The ruling in the Merck case
The court interpreted the war exclusion both at first instance and on appeal. Taking into account the plain language of the clause and the context and history of its application, the court did not find sufficient evidence of a hostile or warlike action in this case. According to the Superior Court, partly in view of the history of the war exclusion, a warlike or hostile action requires military action, which was not sufficiently apparent in the case of NotPetya: the attack was aimed at a non-military company that develops software for commercial purposes and for non-military consumers. Importantly, the Superior Court added that military action is insufficiently apparent for that reason alone, regardless of whether the attack was initiated by a private party or a government or sovereign power. As a result, the court appears to have attached more weight to the target and less to the perpetrator’s identity or intentions. This appears paradoxical: the emphasis on the military character that a warlike or hostile action must have implies the involvement of a state actor – as does the policy clause. The court appears to have brushed this aside to some extent.

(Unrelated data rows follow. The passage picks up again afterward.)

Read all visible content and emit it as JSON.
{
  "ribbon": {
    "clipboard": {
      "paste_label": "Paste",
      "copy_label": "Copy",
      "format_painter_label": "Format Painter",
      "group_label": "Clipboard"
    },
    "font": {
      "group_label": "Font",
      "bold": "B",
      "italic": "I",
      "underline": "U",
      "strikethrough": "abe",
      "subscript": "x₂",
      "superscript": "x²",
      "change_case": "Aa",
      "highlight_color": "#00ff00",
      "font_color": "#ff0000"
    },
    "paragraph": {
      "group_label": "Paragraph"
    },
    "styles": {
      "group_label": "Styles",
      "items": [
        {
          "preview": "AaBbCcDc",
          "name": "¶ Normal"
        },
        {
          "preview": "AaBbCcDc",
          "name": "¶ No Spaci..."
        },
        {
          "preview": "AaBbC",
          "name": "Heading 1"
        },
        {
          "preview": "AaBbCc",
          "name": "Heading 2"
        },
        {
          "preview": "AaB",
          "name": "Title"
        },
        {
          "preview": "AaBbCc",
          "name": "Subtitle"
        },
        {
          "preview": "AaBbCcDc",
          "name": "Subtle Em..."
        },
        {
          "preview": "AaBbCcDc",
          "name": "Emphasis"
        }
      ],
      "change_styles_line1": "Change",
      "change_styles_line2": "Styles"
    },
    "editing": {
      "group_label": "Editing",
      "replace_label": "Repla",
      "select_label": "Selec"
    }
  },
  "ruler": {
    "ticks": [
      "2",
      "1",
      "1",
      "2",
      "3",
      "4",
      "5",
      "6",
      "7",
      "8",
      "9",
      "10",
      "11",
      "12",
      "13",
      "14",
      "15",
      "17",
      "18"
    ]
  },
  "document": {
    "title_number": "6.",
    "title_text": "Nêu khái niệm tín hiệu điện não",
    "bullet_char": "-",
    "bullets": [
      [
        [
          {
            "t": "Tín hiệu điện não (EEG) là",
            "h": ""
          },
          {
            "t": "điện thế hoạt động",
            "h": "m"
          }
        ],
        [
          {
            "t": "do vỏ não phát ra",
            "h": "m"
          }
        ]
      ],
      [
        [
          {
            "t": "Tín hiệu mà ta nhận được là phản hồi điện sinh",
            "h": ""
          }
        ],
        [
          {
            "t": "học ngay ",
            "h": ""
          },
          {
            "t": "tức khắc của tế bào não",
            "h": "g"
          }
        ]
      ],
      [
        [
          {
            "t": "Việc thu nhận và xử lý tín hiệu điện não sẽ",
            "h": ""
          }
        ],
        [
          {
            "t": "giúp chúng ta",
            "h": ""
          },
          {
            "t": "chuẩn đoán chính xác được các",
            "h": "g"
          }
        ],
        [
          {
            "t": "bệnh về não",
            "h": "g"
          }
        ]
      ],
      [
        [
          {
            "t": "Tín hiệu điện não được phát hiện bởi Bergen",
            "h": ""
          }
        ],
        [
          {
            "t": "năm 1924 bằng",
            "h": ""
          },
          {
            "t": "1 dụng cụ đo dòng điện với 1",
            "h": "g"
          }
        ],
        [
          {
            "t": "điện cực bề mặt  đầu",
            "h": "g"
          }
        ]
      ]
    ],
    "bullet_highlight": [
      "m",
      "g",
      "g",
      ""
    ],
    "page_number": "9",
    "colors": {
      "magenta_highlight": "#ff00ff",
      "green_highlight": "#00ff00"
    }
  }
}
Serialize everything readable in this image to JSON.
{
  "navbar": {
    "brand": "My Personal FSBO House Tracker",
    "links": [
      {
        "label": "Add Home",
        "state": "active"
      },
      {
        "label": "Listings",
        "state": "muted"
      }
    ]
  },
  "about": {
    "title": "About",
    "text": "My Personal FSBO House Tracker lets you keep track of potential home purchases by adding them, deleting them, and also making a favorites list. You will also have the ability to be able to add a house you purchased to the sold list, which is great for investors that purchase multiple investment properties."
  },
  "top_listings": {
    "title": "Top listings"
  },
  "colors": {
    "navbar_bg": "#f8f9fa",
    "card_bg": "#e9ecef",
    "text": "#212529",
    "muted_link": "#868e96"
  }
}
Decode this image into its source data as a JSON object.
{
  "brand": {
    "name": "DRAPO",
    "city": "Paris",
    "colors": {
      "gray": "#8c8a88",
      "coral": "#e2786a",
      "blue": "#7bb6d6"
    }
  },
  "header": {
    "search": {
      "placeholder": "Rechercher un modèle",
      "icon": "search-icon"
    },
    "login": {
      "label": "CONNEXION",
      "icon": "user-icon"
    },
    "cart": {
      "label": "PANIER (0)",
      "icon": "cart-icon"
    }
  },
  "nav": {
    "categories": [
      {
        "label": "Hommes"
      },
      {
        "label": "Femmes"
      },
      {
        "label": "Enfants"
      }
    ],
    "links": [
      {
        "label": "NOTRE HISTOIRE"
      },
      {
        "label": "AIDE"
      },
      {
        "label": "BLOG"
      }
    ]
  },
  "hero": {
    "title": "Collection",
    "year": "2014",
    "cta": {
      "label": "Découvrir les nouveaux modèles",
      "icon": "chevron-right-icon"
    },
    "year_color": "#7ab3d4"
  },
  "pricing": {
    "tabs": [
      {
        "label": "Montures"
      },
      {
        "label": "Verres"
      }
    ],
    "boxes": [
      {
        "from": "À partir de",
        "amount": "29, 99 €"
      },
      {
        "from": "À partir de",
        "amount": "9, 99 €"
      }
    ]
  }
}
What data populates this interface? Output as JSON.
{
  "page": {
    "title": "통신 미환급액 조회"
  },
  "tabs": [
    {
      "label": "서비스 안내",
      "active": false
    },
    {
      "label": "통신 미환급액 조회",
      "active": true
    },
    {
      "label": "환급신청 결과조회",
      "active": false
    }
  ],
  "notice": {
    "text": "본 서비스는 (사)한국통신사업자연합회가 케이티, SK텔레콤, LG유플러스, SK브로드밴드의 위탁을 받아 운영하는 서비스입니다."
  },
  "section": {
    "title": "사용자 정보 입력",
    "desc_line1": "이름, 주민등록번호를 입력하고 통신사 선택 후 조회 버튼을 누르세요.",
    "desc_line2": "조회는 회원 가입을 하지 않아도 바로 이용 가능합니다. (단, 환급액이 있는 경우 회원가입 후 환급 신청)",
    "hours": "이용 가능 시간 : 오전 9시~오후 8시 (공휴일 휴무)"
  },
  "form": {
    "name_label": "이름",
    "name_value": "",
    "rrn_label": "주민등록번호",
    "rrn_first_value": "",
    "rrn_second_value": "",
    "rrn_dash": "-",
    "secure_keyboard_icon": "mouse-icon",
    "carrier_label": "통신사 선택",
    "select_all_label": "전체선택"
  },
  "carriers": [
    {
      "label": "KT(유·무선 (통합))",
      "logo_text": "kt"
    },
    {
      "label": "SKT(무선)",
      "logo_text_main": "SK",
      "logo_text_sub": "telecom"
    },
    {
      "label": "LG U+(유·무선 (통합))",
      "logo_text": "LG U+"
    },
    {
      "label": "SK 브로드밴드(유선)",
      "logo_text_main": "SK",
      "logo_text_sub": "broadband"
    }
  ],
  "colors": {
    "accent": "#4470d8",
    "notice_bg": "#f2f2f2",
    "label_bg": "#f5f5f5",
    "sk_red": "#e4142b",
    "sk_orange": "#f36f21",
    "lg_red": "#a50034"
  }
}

It is also noteworthy, in my view, that the court gave a fairly strict interpretation to the history of the war exclusion and earlier case law on that subject. Given that cyberattacks are relatively new, they have obviously not been addressed in earlier case law. A strict interpretation of the concept ignores the fact that today's society is highly digitised and that this carries over into forms of warfare.
In light of its interpretation of the war exclusion, the Superior Court therefore also found in favour of Merck. The insurers will therefore have to compensate the damage. They do still have the option of appealing to the New Jersey Supreme Court, however. And that seems likely, given the fundamental nature of this question.
What does the Merck ruling teach us?
The insurers had asked the Superior Court to rule on what types of cyberattacks are covered by the war exclusion. That clarification has not been provided. What we do know is that the court attaches a lot of weight to the military character that an attack must have in order to qualify as a warlike or hostile action. The Merck ruling also gives insurers little to go by with regard to attribution. That is unfortunate because, as mentioned above, these are pressing questions. Serious efforts have since been made to provide more clarity and guidance on this point, for instance in the Lloyd's of London model clauses. But there are still many questions about those clauses too, for instance about the meaning of the term 'major detrimental impact to the functioning of the state' (see also this news item).
The Superior Court's judgment in the Merck case illustrates the importance for insurers of greater clarity regarding the interpretation and definition of war exclusion in the 21st century. In the Netherlands, a similar discussion on the ‘molest’ clause is also entirely conceivable. Clarity on this point is important for both insurers and the insured, so that both parties know where they stand in the event of major cyberattacks and insurers do not run irresponsible financial risks.